In winter, the bricks and cladding of these walls help create warmth inside while power from both the wind and the sun creates energy for heating, cooling, lighting and power.

Even the long narrow design of the building means more natural light can penetrate further into the offices and hallways meaning less reliance on artificial lighting. It’s a building like no other in the southern hemisphere.

The Energy Centre, which is the headquarters for CSIRO Energy Technology and the Energy Transformed Flagship, was established as a research centre to provide solutions to the critical issues of climate change.

And in order to practice what they preach, a remarkably innovative and ecologically sustainable facility was created. By responding to the environment and the use of clever design, it not only saves energy, it creates most of the energy it needs to function.

Since climate change has become part of our vernacular, we have all learned to take shorter showers, turn off lights and recycle, but this is no longer enough. The innovations in the Energy Centre buildings, not only uses renewable power, they are smart enough to take over when its human occupants forget.

This building can tell when to automatically switch to its natural ventilation system, taking advantage of the hot air rising from the lower part of the room.

Usually air conditioning vents are in the ceiling or high on the wall, cooling the top part of the room where nobody sits.
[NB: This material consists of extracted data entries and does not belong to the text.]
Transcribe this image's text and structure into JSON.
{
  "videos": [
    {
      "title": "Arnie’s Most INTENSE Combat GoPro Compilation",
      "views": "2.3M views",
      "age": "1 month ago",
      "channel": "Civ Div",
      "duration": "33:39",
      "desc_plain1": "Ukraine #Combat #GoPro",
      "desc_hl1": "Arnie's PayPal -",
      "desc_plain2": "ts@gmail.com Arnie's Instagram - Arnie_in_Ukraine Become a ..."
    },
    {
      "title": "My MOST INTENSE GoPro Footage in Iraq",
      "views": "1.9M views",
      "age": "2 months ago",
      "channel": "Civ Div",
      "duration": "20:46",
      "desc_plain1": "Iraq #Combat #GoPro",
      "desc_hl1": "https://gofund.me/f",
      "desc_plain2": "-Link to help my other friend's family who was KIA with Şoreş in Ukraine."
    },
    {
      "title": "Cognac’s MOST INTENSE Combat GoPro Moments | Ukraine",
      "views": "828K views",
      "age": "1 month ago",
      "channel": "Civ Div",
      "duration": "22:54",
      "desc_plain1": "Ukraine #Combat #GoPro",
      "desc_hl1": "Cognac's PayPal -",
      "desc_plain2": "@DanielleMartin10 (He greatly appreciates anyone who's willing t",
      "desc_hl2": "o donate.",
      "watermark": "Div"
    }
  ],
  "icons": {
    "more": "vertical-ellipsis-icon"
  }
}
Here, an underfloor system creates micro climates in the floor, cooling the area of the room that is occupied.

Stairwells act as solar chimneys, continually drawing hot air from the office and lab wings and expelling it from the building through pop up vents on the roof and louvre windows.

Cool air is pulled in from underneath the building and as it heats and rises, it flows outside.

Also, all windows open manually to let in fresh air. This system uses 75 per cent less energy than a standard office.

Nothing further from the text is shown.